The book begins with the tale of a camping trip with his wife and grandchildren where his granddaughter Jaydn gets lost in the wilderness. Davis panics and the hunt for Jaydn begins. When a couple of hikers find Jaydn, her words to them is “My grandpa is lost.” This becomes a metaphor for Davis of the ways he’s let his life drift off purpose. When he sees a picture of himself at 240+ lbs with his granddaughter at the beach, he exclaims, “Nooooo! Walking Manatee!!!” and begins the process of taking hold of his life and really living.
This is a book about not wasting your life by walking around like you are half dead. Davis encourages his readers to lose weight, get in shape, take risks, make deep friendships and care for your family and attend to spiritual health and our relationship with Jesus. What I liked about this book is Davis’s vulnerability with his own struggles through depression, struggle and self-doubt. He opens up about the struggles he has had to accept himself, but also shares the ‘stakes in the ground’ in his life which have revealed to him all that he was meant to be.
I am a several years younger than Davis but I have had my own “Noooo! Manatee!” moment. When I graduated with my M.Div from Regent College it was the biggest academic and personal achievement of my adult life. I was proud of myself for finishing, but when I saw pictures of myself kneeling to receive my graduate hood, I saw that I weighed more than I ever have. And I felt terrible. I was slow, sluggish and had no energy. Within six months of that picture I had lost 50 lbs by running, swimming and watching my food intake. I have since gained some of that weight back (but no where near all), but some lifestyle changes I made were permanent and I have felt better for it.
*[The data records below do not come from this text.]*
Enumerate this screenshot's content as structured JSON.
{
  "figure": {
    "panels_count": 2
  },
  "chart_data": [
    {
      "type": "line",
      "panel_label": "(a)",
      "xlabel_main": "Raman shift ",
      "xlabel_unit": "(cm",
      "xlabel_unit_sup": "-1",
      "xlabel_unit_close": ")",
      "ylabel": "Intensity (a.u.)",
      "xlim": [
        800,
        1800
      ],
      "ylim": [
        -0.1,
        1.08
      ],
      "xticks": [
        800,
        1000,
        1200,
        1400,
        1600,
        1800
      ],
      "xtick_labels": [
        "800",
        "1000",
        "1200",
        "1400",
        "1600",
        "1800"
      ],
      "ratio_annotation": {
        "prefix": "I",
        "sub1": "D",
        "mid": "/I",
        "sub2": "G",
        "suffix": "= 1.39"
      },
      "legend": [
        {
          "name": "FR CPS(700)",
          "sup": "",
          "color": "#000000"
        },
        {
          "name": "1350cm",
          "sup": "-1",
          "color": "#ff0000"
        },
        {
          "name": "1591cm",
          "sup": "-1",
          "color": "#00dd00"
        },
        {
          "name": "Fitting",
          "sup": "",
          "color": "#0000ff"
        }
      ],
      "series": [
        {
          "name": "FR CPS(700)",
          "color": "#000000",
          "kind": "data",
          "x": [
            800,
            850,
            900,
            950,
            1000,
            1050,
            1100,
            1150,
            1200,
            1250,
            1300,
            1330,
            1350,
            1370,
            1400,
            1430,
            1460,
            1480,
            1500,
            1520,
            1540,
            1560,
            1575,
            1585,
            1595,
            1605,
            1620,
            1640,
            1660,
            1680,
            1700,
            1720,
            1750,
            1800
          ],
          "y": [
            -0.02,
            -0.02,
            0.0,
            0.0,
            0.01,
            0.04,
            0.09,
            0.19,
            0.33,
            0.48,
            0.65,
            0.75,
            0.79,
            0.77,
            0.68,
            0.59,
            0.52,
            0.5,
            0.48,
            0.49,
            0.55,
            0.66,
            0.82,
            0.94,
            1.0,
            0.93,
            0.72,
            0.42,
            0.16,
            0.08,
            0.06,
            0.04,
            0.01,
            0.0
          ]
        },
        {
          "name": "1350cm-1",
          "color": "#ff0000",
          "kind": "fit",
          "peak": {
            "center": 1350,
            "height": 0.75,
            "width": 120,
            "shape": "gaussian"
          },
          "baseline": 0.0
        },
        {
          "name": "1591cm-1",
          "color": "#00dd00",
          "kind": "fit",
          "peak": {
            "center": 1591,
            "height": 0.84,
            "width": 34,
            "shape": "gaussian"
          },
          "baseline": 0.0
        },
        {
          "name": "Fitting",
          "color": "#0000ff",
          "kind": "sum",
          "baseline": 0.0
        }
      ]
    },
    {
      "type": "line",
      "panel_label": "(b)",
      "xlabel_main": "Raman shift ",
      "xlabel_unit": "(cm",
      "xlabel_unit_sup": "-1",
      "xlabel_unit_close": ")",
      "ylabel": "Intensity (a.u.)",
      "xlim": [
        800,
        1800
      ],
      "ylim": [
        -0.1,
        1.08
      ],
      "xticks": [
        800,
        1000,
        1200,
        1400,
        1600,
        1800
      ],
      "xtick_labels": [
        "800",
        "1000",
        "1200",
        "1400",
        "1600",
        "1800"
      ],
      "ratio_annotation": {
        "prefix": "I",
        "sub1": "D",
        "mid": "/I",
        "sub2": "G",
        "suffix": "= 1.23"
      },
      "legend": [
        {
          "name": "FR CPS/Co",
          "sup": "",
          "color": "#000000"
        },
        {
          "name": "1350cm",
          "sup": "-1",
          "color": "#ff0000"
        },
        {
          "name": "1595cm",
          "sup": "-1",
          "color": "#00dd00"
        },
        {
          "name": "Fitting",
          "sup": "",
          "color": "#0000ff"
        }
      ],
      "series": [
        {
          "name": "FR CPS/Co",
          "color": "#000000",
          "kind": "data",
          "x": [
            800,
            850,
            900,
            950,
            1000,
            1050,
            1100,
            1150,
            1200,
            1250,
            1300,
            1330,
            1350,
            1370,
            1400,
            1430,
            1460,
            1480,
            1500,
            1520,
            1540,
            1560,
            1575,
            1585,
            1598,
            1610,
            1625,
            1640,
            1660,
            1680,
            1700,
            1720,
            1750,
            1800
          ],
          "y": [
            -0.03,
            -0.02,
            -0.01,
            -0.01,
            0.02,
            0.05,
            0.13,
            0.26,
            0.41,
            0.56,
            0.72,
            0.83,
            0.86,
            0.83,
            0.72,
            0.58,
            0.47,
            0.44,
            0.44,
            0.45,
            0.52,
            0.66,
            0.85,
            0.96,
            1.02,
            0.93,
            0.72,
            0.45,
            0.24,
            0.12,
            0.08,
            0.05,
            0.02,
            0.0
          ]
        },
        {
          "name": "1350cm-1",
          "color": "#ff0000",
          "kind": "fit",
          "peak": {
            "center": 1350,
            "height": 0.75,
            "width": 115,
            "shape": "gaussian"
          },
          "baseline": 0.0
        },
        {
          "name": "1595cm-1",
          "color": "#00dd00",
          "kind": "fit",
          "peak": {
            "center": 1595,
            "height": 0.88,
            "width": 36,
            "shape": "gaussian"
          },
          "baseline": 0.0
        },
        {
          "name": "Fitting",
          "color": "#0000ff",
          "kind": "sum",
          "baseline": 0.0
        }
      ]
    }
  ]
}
Still, some of Davis’s exhortation to take risks and live life to the fullest speak to me. I have, as of yet, to find a ministry position (what I went to school for, and the calling and deep passion of my life). I am currently working at a hardware/animal supply store to pay the bills and provide for my family, but I am still feeling like my life is stuck and I am not doing what I was put on the earth to do. As I read Davis’s book I am encouraged and hunger for more out of life, and more of what God has for me.
I would describe this book as inspirational self-help. If you are in need of a gentle (but firm) swift kick in the rear, this might be a good book for you. If you feel like you are living life to the fullest, you might want to pass this by. When I mentioned Fully Alive’s contents to my wife she said, “I think we are already pretty much fully alive.” This is not a book for her. But if you look in the mirror and feel like you look dead and . . .well, manatee-ish, this may be the book for you. Or if you feel like you can’t do anything of value anymore because you are too old, Davis has lots to say to the old folks.
Thank you to Thomas Nelson for providing me with a copy of this book via Booksneeze in exchange for this fair and exceptional review.